Çok doğru anlamışsınız.
Tabii ki değişebilir de… Ama düşük bir ihtimal bu saatten sonra, %15 diyelim, bilimsel olarak bunu söyleyebiliriz. Bir de, ne kadar değişmesini istediğinize bağlı… İstanbul’un kıyılarında 5 cm kar yağma ihtimali % sıfır.
ElNinoYazıyı Yazan
herşeye bilimsel bakmayalım. %sıfır diyemeyiz. Allah bilir biz bilemeyiz. Biz sadece tahmin yapabiliriz. Geleceği göremeyiz. %1 diyebilirsin 🙂
Allah insanlara akıl vermiş fikir vermiş, bilimi icat etmişiz. Gayet de iyi biliyoruz, çok yakın geleceği görüyoruz işte: % sıfır. Neden şöyle düşünmüyorsun: Bilimle keşfedilen şeyler tamamen yaratıcının yarattığı sisteme dahil olan şeylerdir. Sen modelleri kullanıp 3-4 gün sonrası için İstanbul kıyılarında 5 cm kar yağma ihtimali %sıfırdır deyince aslında Allah’ın koyduğu kuralları keşfetmenden kaynaklı bilgiyle konuşuyorsun. Bence hal böyleyken “hayır, yağabilir” demek inanç bakımından daha sakıncalı, çünkü öyle deyince, yaratılmış sistemin dışında, onun kurallarına karşıt işleyen bir mucizeden bahsetmiş oluyorsun. Akşam akşam da felsefe yaptırdın bana 🙂
İşte bu Ozan hocam arkadaşlarla hep tartışırım bu konuyu hiç bi zaman anlamazlar. Aksi olsa zaten mucizeye girer bence. Hem %100 gelecek denilen bir sistemi Allah neden bozsun ki.

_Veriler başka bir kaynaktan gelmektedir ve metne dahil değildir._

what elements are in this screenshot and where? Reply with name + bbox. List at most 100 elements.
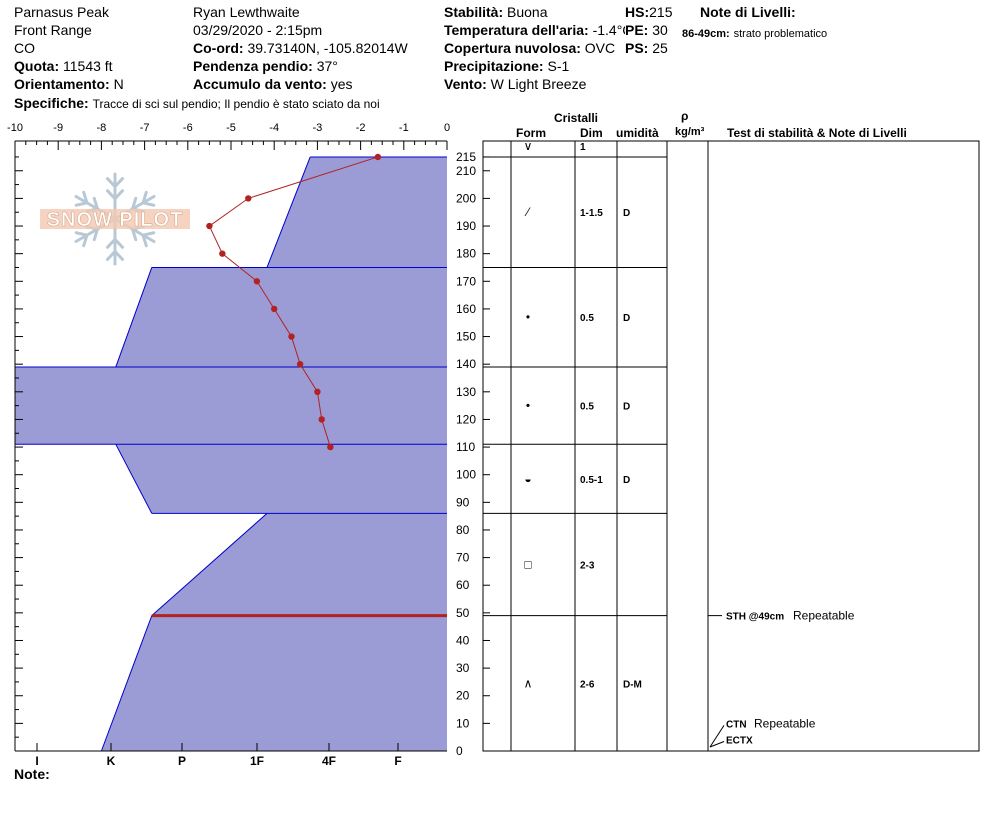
layer-notes-title: Note di Livelli: <box>700 4 796 20</box>
layer-size: 2-6 <box>580 679 595 690</box>
temp-tick-label: -5 <box>226 122 236 134</box>
layer-size: 0.5 <box>580 313 594 324</box>
layer-size: 2-3 <box>580 560 595 571</box>
depth-tick-label: 40 <box>456 633 470 647</box>
aspect-value: N <box>113 76 124 92</box>
crystals-header: Cristalli <box>554 111 599 125</box>
depth-hoar-icon: ∧ <box>524 676 533 690</box>
datetime: 03/29/2020 - 2:15pm <box>193 22 323 38</box>
coordinates: Co-ord: 39.73140N, -105.82014W <box>193 40 408 56</box>
temp-tick-label: -10 <box>7 122 23 134</box>
temperature-point <box>374 153 382 161</box>
depth-tick-label: 150 <box>456 330 476 344</box>
depth-tick-label: 90 <box>456 495 470 509</box>
logo-text: SNOW PILOT <box>47 209 184 231</box>
snowflake-branch <box>141 190 148 205</box>
layer-table: ∨ 1 ⁄ 1-1.5 D • 0.5 D • 0.5 D ◒ 0.5-1 D □ 2-3 ∧ 2-6 D-M STH… <box>482 139 980 752</box>
hardness-tick-label: 1F <box>250 754 264 768</box>
stability-label: Stabilità: <box>444 4 504 20</box>
sky-label: Copertura nuvolosa: <box>444 40 581 56</box>
elevation: Quota: 11543 ft <box>14 58 113 74</box>
test-code: CTN <box>726 719 747 730</box>
air-temp-label: Temperatura dell'aria: <box>444 22 589 38</box>
ps-label: PS: <box>625 40 649 56</box>
depth-tick-label: 190 <box>456 219 476 233</box>
hardness-segment <box>115 444 448 514</box>
temperature-point <box>327 443 334 451</box>
depth-tick-label: 60 <box>456 578 470 592</box>
size-header: Dim <box>580 126 603 140</box>
moisture-header: umidità <box>616 126 659 140</box>
air-temp-value: -1.4°C <box>592 22 633 38</box>
precip-label: Precipitazione: <box>444 58 544 74</box>
state: CO <box>14 40 35 56</box>
slope-angle: Pendenza pendio: 37° <box>193 58 338 74</box>
pe-label: PE: <box>625 22 649 38</box>
snowflake-branch <box>106 189 117 201</box>
snowflake-branch <box>141 233 148 248</box>
snowflake-branch <box>113 189 124 201</box>
hs-value: 215 <box>649 4 673 20</box>
specifics-label: Specifiche: <box>14 95 89 111</box>
test-code: ECTX <box>726 735 753 746</box>
hardness-segment <box>151 513 448 616</box>
layer-size: 0.5 <box>580 402 594 413</box>
layer-note-text: strato problematico <box>733 28 828 40</box>
snowflake-branch <box>113 237 124 249</box>
snowflake-branch <box>92 196 99 211</box>
test-result: Repeatable <box>754 716 816 730</box>
surface-hoar-icon: ∨ <box>524 139 533 153</box>
hardness-edge <box>115 267 153 368</box>
sky-cover: Copertura nuvolosa: OVC <box>444 40 615 56</box>
test-pointer <box>709 725 725 748</box>
hardness-tick-label: I <box>35 754 38 768</box>
notes-label: Note: <box>14 766 50 782</box>
snowflake-branch <box>106 249 117 261</box>
depth-tick-label: 210 <box>456 164 476 178</box>
rounded-grain-icon: • <box>526 399 530 413</box>
temperature-profile <box>206 153 382 451</box>
precip-value: S-1 <box>547 58 570 74</box>
wind-loading-label: Accumulo da vento: <box>193 76 327 92</box>
depth-tick-label: 120 <box>456 412 476 426</box>
temperature-point <box>296 360 304 368</box>
depth-tick-label: 170 <box>456 274 476 288</box>
layer-moisture: D <box>623 402 630 413</box>
stability-value: Buona <box>507 4 548 20</box>
location: Parnasus Peak <box>14 4 109 20</box>
wind: Vento: W Light Breeze <box>444 76 586 92</box>
faceted-icon: □ <box>524 557 531 571</box>
depth-tick-label: 140 <box>456 357 476 371</box>
hardness-segment <box>267 156 447 268</box>
hs-label: HS: <box>625 4 650 20</box>
stability: Stabilità: Buona <box>444 4 548 20</box>
temperature-point <box>219 250 226 257</box>
decomposing-icon: ⁄ <box>524 205 531 219</box>
snowflake-branch <box>141 201 156 207</box>
layer-moisture: D <box>623 475 630 486</box>
temp-tick-label: -3 <box>313 122 323 134</box>
hardness-tick-label: 4F <box>322 754 336 768</box>
rounded-grain-icon: • <box>526 310 530 324</box>
hardness-tick-label: K <box>107 754 116 768</box>
sky-value: OVC <box>584 40 616 56</box>
specifics: Specifiche: Tracce di sci sul pendio; Il… <box>14 95 380 112</box>
snowflake-branch <box>131 227 138 242</box>
temperature-point <box>253 278 261 285</box>
snowpilot-logo: SNOW PILOT <box>40 172 190 266</box>
layer-size: 1-1.5 <box>580 208 603 219</box>
ps-value: 25 <box>652 40 668 56</box>
temperature-point <box>318 416 325 423</box>
snowflake-branch <box>106 177 117 189</box>
pe-value: 30 <box>652 22 668 38</box>
hardness-edge <box>266 156 311 268</box>
test-result: Repeatable <box>793 609 855 623</box>
test-pointer <box>709 741 725 748</box>
temp-tick-label: 0 <box>444 122 450 134</box>
wind-value: W Light Breeze <box>490 76 587 92</box>
hardness-tick-label: P <box>178 754 186 768</box>
chart-axes: -10 -9 -8 -7 -6 -5 -4 -3 -2 -1 0010203040506070809… <box>7 122 490 768</box>
range: Front Range <box>14 22 92 38</box>
air-temperature: Temperatura dell'aria: -1.4°C <box>444 22 632 38</box>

Onur’un şu yorumuna cevap (yığılma olmaması için)… O tartışmaya burada devam edelim lütfen…
Bugün saat 12’de gerçekleşen sıcaklıklar:
DMİ’nin bugün için tahminleri:
Gerçi öğle raporunda epey değiştirmişler, Erzurum’u maksimum -9’a çekmişler mesela. Bence yine de böyle günlerde maksimum sıcaklık tahmini hiç kolay değil, gayet lokal sisler, enverziyonlar vb. oluyor ve bir anda işin şekli değişebiliyor. Lokal hadiseleri modellerden bilmek mümkün değil, tek yol tahmin edilen yerin iklimini çok iyi bilmek, bunun da ancak yerelleşmiş tahmincilik anlayışıyla mümkün olabileceğini düşünüyorum, bir yerde hiç yaşamamış ve oranın iklimini, hangi durumlarda nasıl hava şartlarıyla karşılaşıldığını bilmeyen birisi merkezden tahmin yapınca iş çok zor.
ALKIM
Aşağıda da değinilmiş. Maksimumları değil sadece, mimimumları da tartışmalıyız. İstanbul için tahmin edilen 4 derece, gerçekleşen 0 derece. İzmir için tahmin edilen 5 derece, gerçekleşen 2 derece. Ankara için (baz alınan Ankara Bölge ise) tahmin edilen -4 derece, gerçekleşen -3. Ankara için bence çok başarılı bir tahmin, İstanbul ve İzmir için ise bir o kadar başarısız.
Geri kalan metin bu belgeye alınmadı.